Now I see him, and he’s walking with his head down, so I call out to him to get his attention, he stops, and I walk over; my mind now racing with an idea that I hope might give him some relief from his depression. “I want to show you something,” I say excitedly as we reach one another. “Look up there.” I point my finger skywards to an Airbus floating by several miles above us, leaving a white path of exhaust trailing in its wake. His chin rises and when I see his eyes locate the jet and fixate on it, I say the following: “Listen: right now there’s a man up there in that jet. He’s sitting in first-class, right? He’s probably having a drink while he reads the latest business report, and maybe he’s feeling just sooo bored, ya’know?

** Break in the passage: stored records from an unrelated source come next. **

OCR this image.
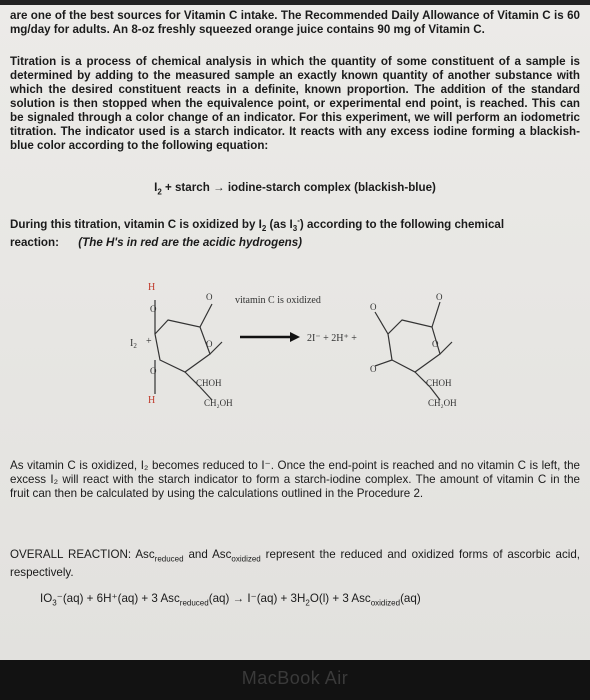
are one of the best sources for Vitamin C intake. The Recommended Daily Allowance of Vitamin C is 60 mg/day for adults. An 8-oz freshly squeezed orange juice contains 90 mg of Vitamin C.
Titration is a process of chemical analysis in which the quantity of some constituent of a sample is determined by adding to the measured sample an exactly known quantity of another substance with which the desired constituent reacts in a definite, known proportion. The addition of the standard solution is then stopped when the equivalence point, or experimental end point, is reached. This can be signaled through a color change of an indicator. For this experiment, we will perform an iodometric titration. The indicator used is a starch indicator. It reacts with any excess iodine forming a blackish-blue color according to the following equation:
$I_2$ + starch → iodine-starch complex (blackish-blue)
During this titration, vitamin C is oxidized by $I_2$ (as $I_3^-$) according to the following chemical
reaction: (The H's in red are the acidic hydrogens)
vitamin C is oxidized
H
H
$I_2$ +
O
O
O
O
2I⁻ + 2H⁺ +
O
O
O
O
CHOH
CH₂OH
CHOH
CH₂OH
As vitamin C is oxidized, I₂ becomes reduced to I⁻. Once the end-point is reached and no vitamin C is left, the excess I₂ will react with the starch indicator to form a starch-iodine complex. The amount of vitamin C in the fruit can then be calculated by using the calculations outlined in the Procedure 2.
OVERALL REACTION: Asc$_{reduced}$ and Asc$_{oxidized}$ represent the reduced and oxidized forms of ascorbic acid, respectively.
$IO_3^-(aq) + 6H^+(aq) + 3$ $Asc_{reduced}(aq) \to I^-(aq) + 3H_2O(l) + 3$ Asc$_{oxidized}$(aq)
MacBook Air
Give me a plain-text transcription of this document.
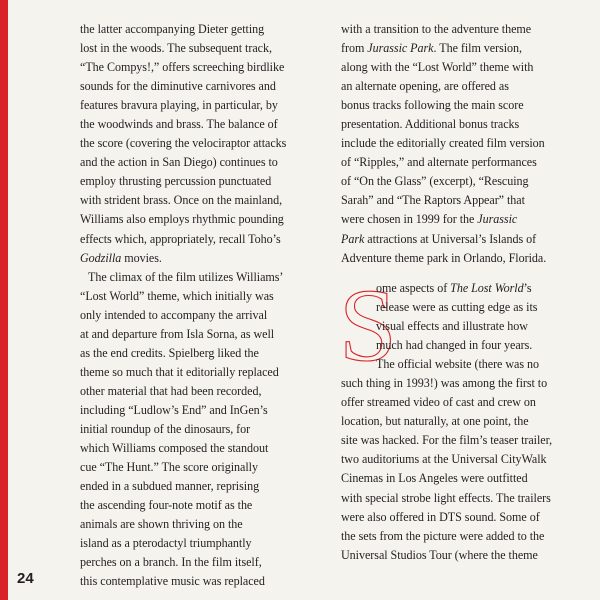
the latter accompanying Dieter getting
lost in the woods. The subsequent track,
“The Compys!,” offers screeching birdlike
sounds for the diminutive carnivores and
features bravura playing, in particular, by
the woodwinds and brass. The balance of
the score (covering the velociraptor attacks
and the action in San Diego) continues to
employ thrusting percussion punctuated
with strident brass. Once on the mainland,
Williams also employs rhythmic pounding
effects which, appropriately, recall Toho’s
Godzilla movies.

The climax of the film utilizes Williams’
“Lost World” theme, which initially was
only intended to accompany the arrival
at and departure from Isla Sorna, as well
as the end credits. Spielberg liked the
theme so much that it editorially replaced
other material that had been recorded,
including “Ludlow’s End” and InGen’s
initial roundup of the dinosaurs, for
which Williams composed the standout
cue “The Hunt.” The score originally
ended in a subdued manner, reprising
the ascending four-note motif as the
animals are shown thriving on the
island as a pterodactyl triumphantly
perches on a branch. In the film itself,
this contemplative music was replaced

with a transition to the adventure theme
from Jurassic Park. The film version,
along with the “Lost World” theme with
an alternate opening, are offered as
bonus tracks following the main score
presentation. Additional bonus tracks
include the editorially created film version
of “Ripples,” and alternate performances
of “On the Glass” (excerpt), “Rescuing
Sarah” and “The Raptors Appear” that
were chosen in 1999 for the Jurassic
Park attractions at Universal’s Islands of
Adventure theme park in Orlando, Florida.

S
ome aspects of The Lost World’s
release were as cutting edge as its
visual effects and illustrate how
much had changed in four years.
The official website (there was no
such thing in 1993!) was among the first to
offer streamed video of cast and crew on
location, but naturally, at one point, the
site was hacked. For the film’s teaser trailer,
two auditoriums at the Universal CityWalk
Cinemas in Los Angeles were outfitted
with special strobe light effects. The trailers
were also offered in DTS sound. Some of
the sets from the picture were added to the
Universal Studios Tour (where the theme
24
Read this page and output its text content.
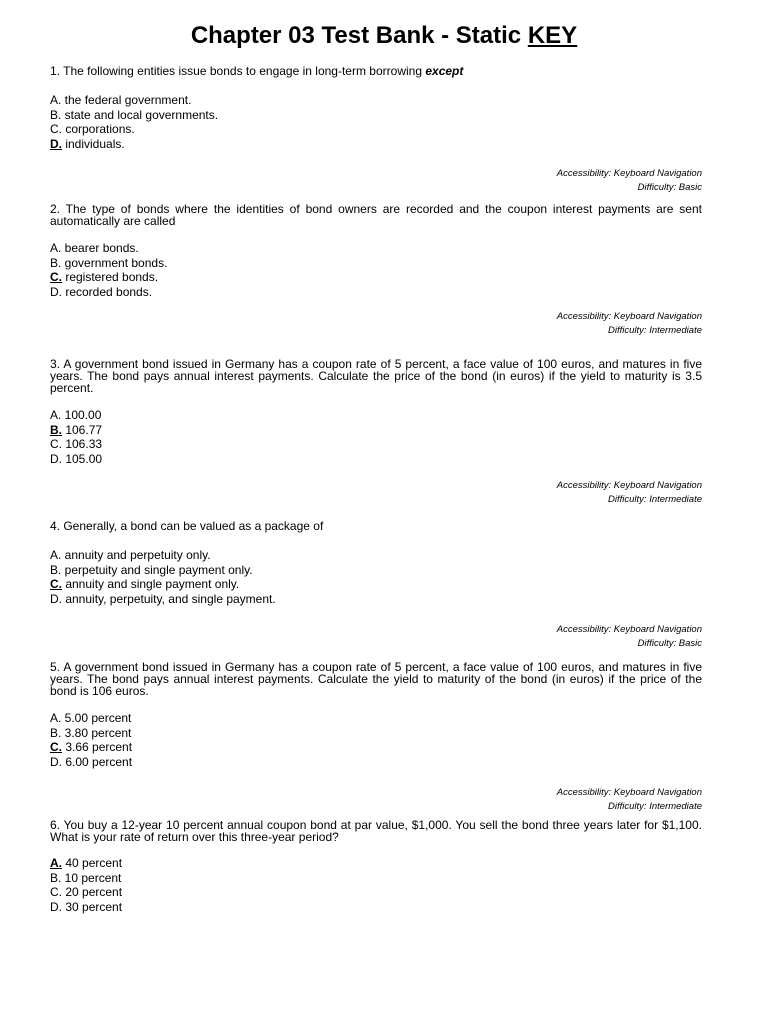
Chapter 03 Test Bank - Static KEY
1. The following entities issue bonds to engage in long-term borrowing except
A. the federal government.
B. state and local governments.
C. corporations.
D. individuals.
Accessibility: Keyboard Navigation
Difficulty: Basic
2. The type of bonds where the identities of bond owners are recorded and the coupon interest payments are sent automatically are called
A. bearer bonds.
B. government bonds.
C. registered bonds.
D. recorded bonds.
Accessibility: Keyboard Navigation
Difficulty: Intermediate
3. A government bond issued in Germany has a coupon rate of 5 percent, a face value of 100 euros, and matures in five years. The bond pays annual interest payments. Calculate the price of the bond (in euros) if the yield to maturity is 3.5 percent.
A. 100.00
B. 106.77
C. 106.33
D. 105.00
Accessibility: Keyboard Navigation
Difficulty: Intermediate
4. Generally, a bond can be valued as a package of
A. annuity and perpetuity only.
B. perpetuity and single payment only.
C. annuity and single payment only.
D. annuity, perpetuity, and single payment.
Accessibility: Keyboard Navigation
Difficulty: Basic
5. A government bond issued in Germany has a coupon rate of 5 percent, a face value of 100 euros, and matures in five years. The bond pays annual interest payments. Calculate the yield to maturity of the bond (in euros) if the price of the bond is 106 euros.
A. 5.00 percent
B. 3.80 percent
C. 3.66 percent
D. 6.00 percent
Accessibility: Keyboard Navigation
Difficulty: Intermediate
6. You buy a 12-year 10 percent annual coupon bond at par value, $1,000. You sell the bond three years later for $1,100. What is your rate of return over this three-year period?
A. 40 percent
B. 10 percent
C. 20 percent
D. 30 percent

Or maybe he’s thinking that his life is a mess, and that he’d rather die than go on living. And what he doesn’t know is that, RIGHT THIS MOMENT—you and I are both standing down here, looking up at him; thinkin’ about him and his life, and how we’d gladly give an arm or a leg just to trade places with him.

And my mother tells me the same thing from time to time… That right now there’s someone who’s actually thinkin’ about me, and wishing that they could be in my shoes right now… Wishing that they had it this good. And it’s hard as hell to accept this statement of hers when she says it, because even though I don’t wanna’, I have to admit that it’s true.